Monday, 20 November 2017

Overview of Exchange Database Concepts and Architecture.

The mailbox database is the primary component in Exchange Server 2016. Unlike previous Exchange Server versions, which also contained public folder databases, Exchange Server 2016 works only with mailbox databases.

Mailbox databases contain data, data definitions, indexes, checksums, flags, and other information that constitute mailboxes in Exchange Server 2016. Mailbox databases hold individual users’ private data, and also contain the mailbox folders that Exchange Server generates when you create mailboxes for those users. You can host the mailbox database on a single server, or you can distribute it across multiple mailbox servers if you have deployed database availability groups (DAGs).
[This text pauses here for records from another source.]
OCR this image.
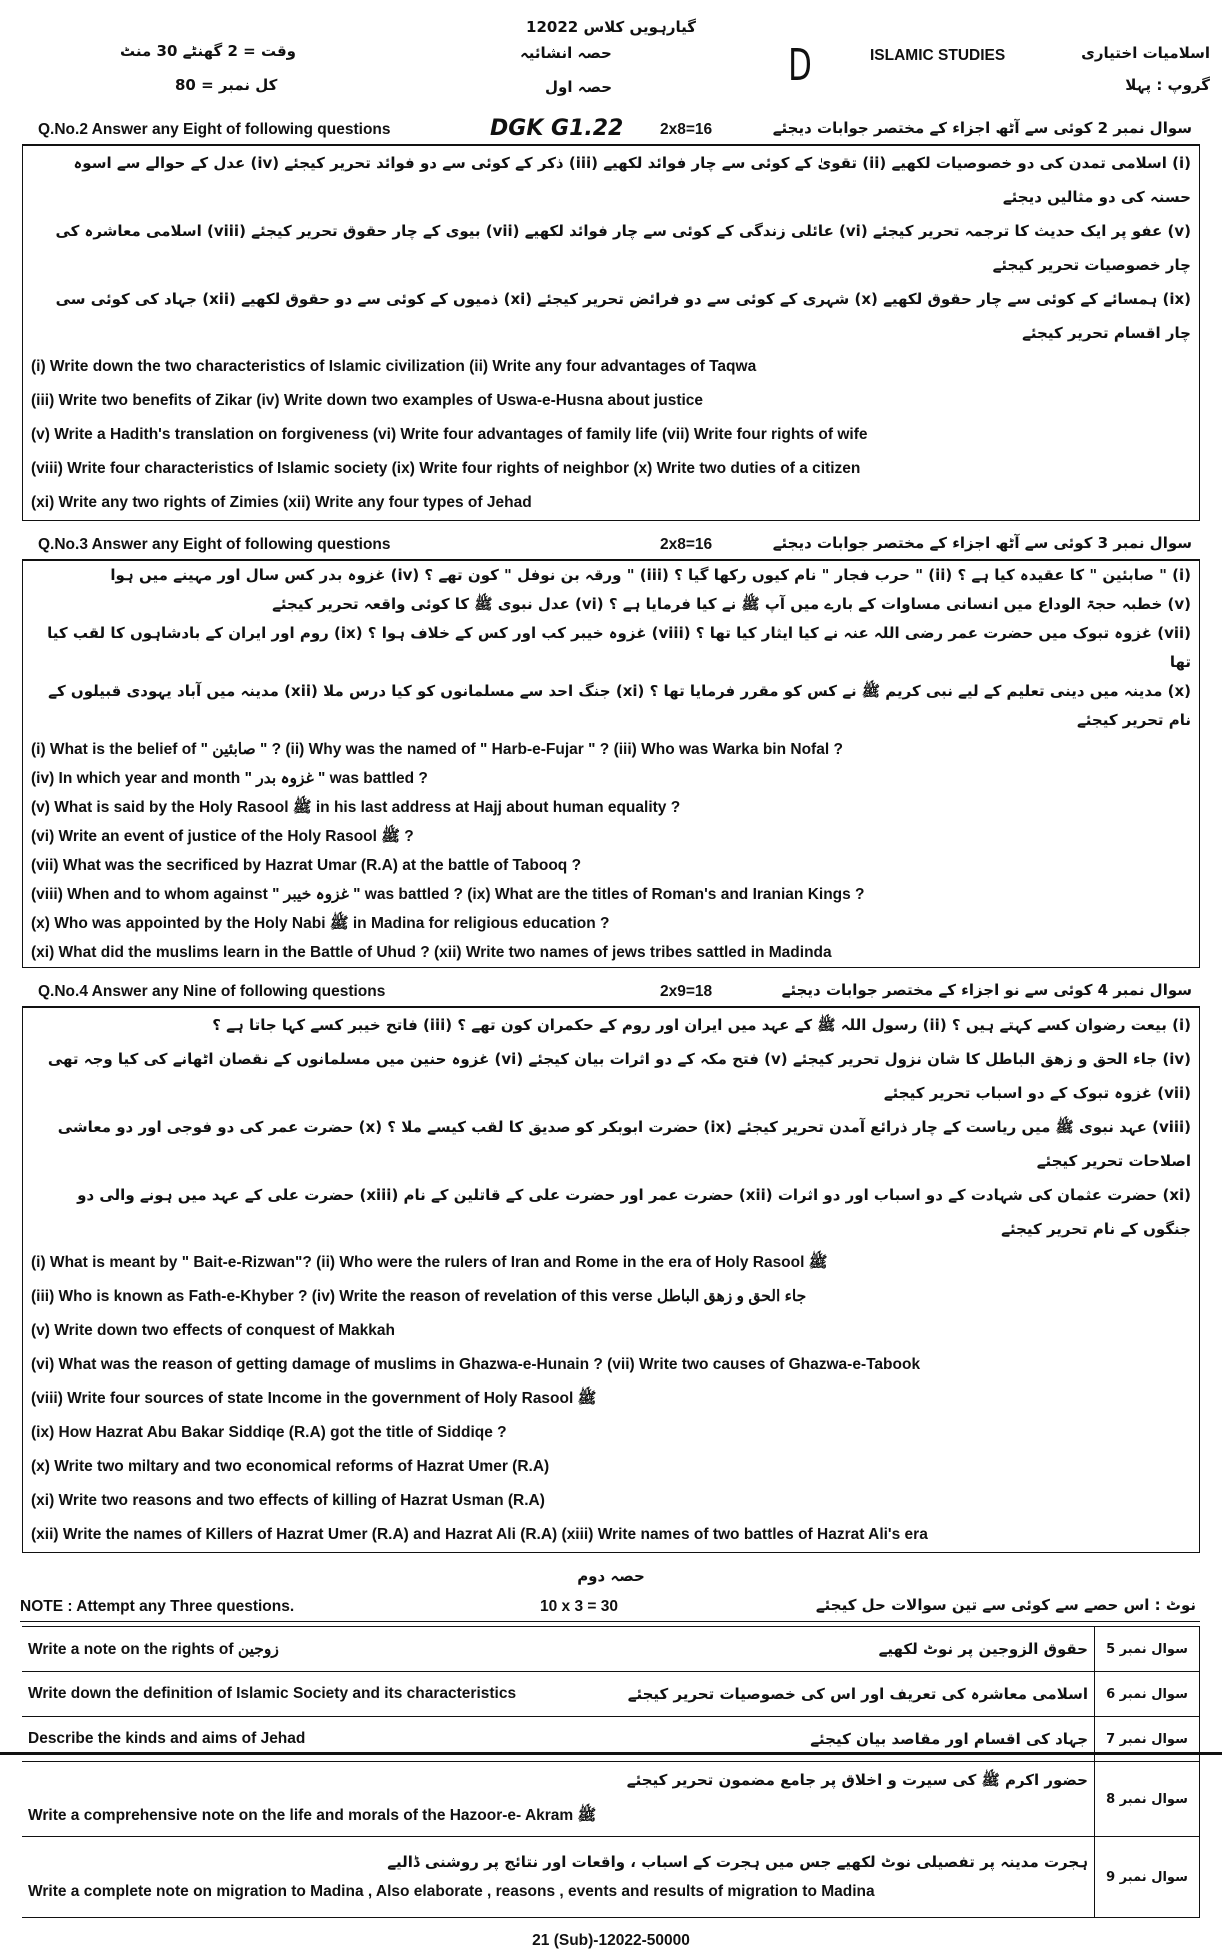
12022 گیارہویں کلاس
وقت = 2 گھنٹے 30 منٹ
کل نمبر = 80
حصہ انشائیہ
حصہ اول	D	ISLAMIC STUDIES	اسلامیات اختیاری
گروپ : پہلا
Q.No.2 Answer any Eight of following questions	2x8=16
DGK G1.22	سوال نمبر 2 کوئی سے آٹھ اجزاء کے مختصر جوابات دیجئے
(i) اسلامی تمدن کی دو خصوصیات لکھیے (ii) تقویٰ کے کوئی سے چار فوائد لکھیے (iii) ذکر کے کوئی سے دو فوائد تحریر کیجئے (iv) عدل کے حوالے سے اسوہ حسنہ کی دو مثالیں دیجئے
(v) عفو پر ایک حدیث کا ترجمہ تحریر کیجئے (vi) عائلی زندگی کے کوئی سے چار فوائد لکھیے (vii) بیوی کے چار حقوق تحریر کیجئے (viii) اسلامی معاشرہ کی چار خصوصیات تحریر کیجئے
(ix) ہمسائے کے کوئی سے چار حقوق لکھیے (x) شہری کے کوئی سے دو فرائض تحریر کیجئے (xi) ذمیوں کے کوئی سے دو حقوق لکھیے (xii) جہاد کی کوئی سی چار اقسام تحریر کیجئے
(i) Write down the two characteristics of Islamic civilization (ii) Write any four advantages of Taqwa
(iii) Write two benefits of Zikar (iv) Write down two examples of Uswa-e-Husna about justice
(v) Write a Hadith's translation on forgiveness (vi) Write four advantages of family life (vii) Write four rights of wife
(viii) Write four characteristics of Islamic society (ix) Write four rights of neighbor (x) Write two duties of a citizen
(xi) Write any two rights of Zimies (xii) Write any four types of Jehad
Q.No.3 Answer any Eight of following questions	2x8=16	سوال نمبر 3 کوئی سے آٹھ اجزاء کے مختصر جوابات دیجئے
(i) " صابئین " کا عقیدہ کیا ہے ؟ (ii) " حرب فجار " نام کیوں رکھا گیا ؟ (iii) " ورقہ بن نوفل " کون تھے ؟ (iv) غزوہ بدر کس سال اور مہینے میں ہوا
(v) خطبہ حجۃ الوداع میں انسانی مساوات کے بارے میں آپ ﷺ نے کیا فرمایا ہے ؟ (vi) عدل نبوی ﷺ کا کوئی واقعہ تحریر کیجئے
(vii) غزوہ تبوک میں حضرت عمر رضی اللہ عنہ نے کیا ایثار کیا تھا ؟ (viii) غزوہ خیبر کب اور کس کے خلاف ہوا ؟ (ix) روم اور ایران کے بادشاہوں کا لقب کیا تھا
(x) مدینہ میں دینی تعلیم کے لیے نبی کریم ﷺ نے کس کو مقرر فرمایا تھا ؟ (xi) جنگ احد سے مسلمانوں کو کیا درس ملا (xii) مدینہ میں آباد یہودی قبیلوں کے نام تحریر کیجئے
(i) What is the belief of " صابئین " ? (ii) Why was the named of " Harb-e-Fujar " ? (iii) Who was Warka bin Nofal ?
(iv) In which year and month " غزوہ بدر " was battled ?
(v) What is said by the Holy Rasool ﷺ in his last address at Hajj about human equality ?
(vi) Write an event of justice of the Holy Rasool ﷺ ?
(vii) What was the secrificed by Hazrat Umar (R.A) at the battle of Tabooq ?
(viii) When and to whom against " غزوہ خیبر " was battled ? (ix) What are the titles of Roman's and Iranian Kings ?
(x) Who was appointed by the Holy Nabi ﷺ in Madina for religious education ?
(xi) What did the muslims learn in the Battle of Uhud ? (xii) Write two names of jews tribes sattled in Madinda
Q.No.4 Answer any Nine of following questions	2x9=18	سوال نمبر 4 کوئی سے نو اجزاء کے مختصر جوابات دیجئے
(i) بیعت رضوان کسے کہتے ہیں ؟ (ii) رسول اللہ ﷺ کے عہد میں ایران اور روم کے حکمران کون تھے ؟ (iii) فاتح خیبر کسے کہا جاتا ہے ؟
(iv) جاء الحق و زھق الباطل کا شان نزول تحریر کیجئے (v) فتح مکہ کے دو اثرات بیان کیجئے (vi) غزوہ حنین میں مسلمانوں کے نقصان اٹھانے کی کیا وجہ تھی (vii) غزوہ تبوک کے دو اسباب تحریر کیجئے
(viii) عہد نبوی ﷺ میں ریاست کے چار ذرائع آمدن تحریر کیجئے (ix) حضرت ابوبکر کو صدیق کا لقب کیسے ملا ؟ (x) حضرت عمر کی دو فوجی اور دو معاشی اصلاحات تحریر کیجئے
(xi) حضرت عثمان کی شہادت کے دو اسباب اور دو اثرات (xii) حضرت عمر اور حضرت علی کے قاتلین کے نام (xiii) حضرت علی کے عہد میں ہونے والی دو جنگوں کے نام تحریر کیجئے
(i) What is meant by " Bait-e-Rizwan"? (ii) Who were the rulers of Iran and Rome in the era of Holy Rasool ﷺ
(iii) Who is known as Fath-e-Khyber ? (iv) Write the reason of revelation of this verse جاء الحق و زھق الباطل
(v) Write down two effects of conquest of Makkah
(vi) What was the reason of getting damage of muslims in Ghazwa-e-Hunain ? (vii) Write two causes of Ghazwa-e-Tabook
(viii) Write four sources of state Income in the government of Holy Rasool ﷺ
(ix) How Hazrat Abu Bakar Siddiqe (R.A) got the title of Siddiqe ?
(x) Write two miltary and two economical reforms of Hazrat Umer (R.A)
(xi) Write two reasons and two effects of killing of Hazrat Usman (R.A)
(xii) Write the names of Killers of Hazrat Umer (R.A) and Hazrat Ali (R.A) (xiii) Write names of two battles of Hazrat Ali's era
حصہ دوم
NOTE : Attempt any Three questions.	10 x 3 = 30	نوٹ : اس حصے سے کوئی سے تین سوالات حل کیجئے
Write a note on the rights of زوجین حقوق الزوجین پر نوٹ لکھیے	سوال نمبر 5

Write down the definition of Islamic Society and its characteristics اسلامی معاشرہ کی تعریف اور اس کی خصوصیات تحریر کیجئے	سوال نمبر 6

Describe the kinds and aims of Jehad جہاد کی اقسام اور مقاصد بیان کیجئے	سوال نمبر 7

حضور اکرم ﷺ کی سیرت و اخلاق پر جامع مضمون تحریر کیجئے
Write a comprehensive note on the life and morals of the Hazoor-e- Akram ﷺ	سوال نمبر 8

ہجرت مدینہ پر تفصیلی نوٹ لکھیے جس میں ہجرت کے اسباب ، واقعات اور نتائج پر روشنی ڈالیے
Write a complete note on migration to Madina , Also elaborate , reasons , events and results of migration to Madina	سوال نمبر 9
21 (Sub)-12022-50000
Exchange Server 2016 stores the mailbox database in a database file, also known as an Exchange database (.edb) file. In addition to the .edb file, Exchange Server 2016 uses a set of data files to host and maintain the mailbox database. These files include:

·         Mailbox database (.edb file). This is the main repository for mailbox data. The Extensible Storage Engine (ESE) accesses this file directly. The .edb file has a B-tree structure that facilitates quick access and enables users to access data on any page within just one input-output cycle.
·         Transaction log (.log file). Exchange Server 2016 records in the transaction log file each operation that should be performed on a database, such as sending or receiving a message. These operations are called transactions. Operations that are committed to the transaction log are later written to the database itself (in an .edb file). Until the transaction is committed to the mailbox database, the only existence of this data is in the random access memory (RAM) and in the transaction logs. Exchange Server logs all transactions, complete or incomplete, to maintain data integrity in case of a service interruption. Each database has its own set of transaction logs.
·         Checkpoint file (.chk). Checkpoint files store data that indicate when a transaction is successfully committed to the database. The purpose of the checkpoint file is to help the ESE replay log files on an inconsistent database in case of database recovery. By using information from the checkpoint file, the ESE starts with the transaction that is present in the log file, but is not yet written to the checkpoint file. Each database’s log prefix determines its checkpoint file name. For example, the checkpoint file name for a database with the prefix E00 would be E00.chk. This checkpoint file is several kilobytes in size and does not increase in size.
·         Temporary file (Tmp.edb). This is a temporary location used for processing transactions. Tmp.edb contains temporary information that is deleted when all stores in the storage group are dismounted, or the Exchange Information Store service is stopped. This file does not exceed 1 megabyte (MB).
·         Reserve log files (E##res0001.jrs - E##res000A.log per database, where ## is the log prefix). These files are reserve space for additional log files in case the disk that stores log files becomes full. Exchange Server 2016 only uses these files as emergency storage when the disk becomes full, and it cannot write new transactions to disk. When Exchange Server 2016 runs out of disk space, it writes the current transaction to disk, using up the space reserved by the 10 reserve transaction logs, and then dismounts the database. The reserved transaction logs ensure minimal loss of data that is in transit to the database. The reserved transaction logs are always 1 MB each.

Although it is important to understand the purpose of each mailbox database file, you will rarely interact directly with these files. Exchange Server automatically manages these files, so they do not require administrator intervention, except in cases of database backup and restore.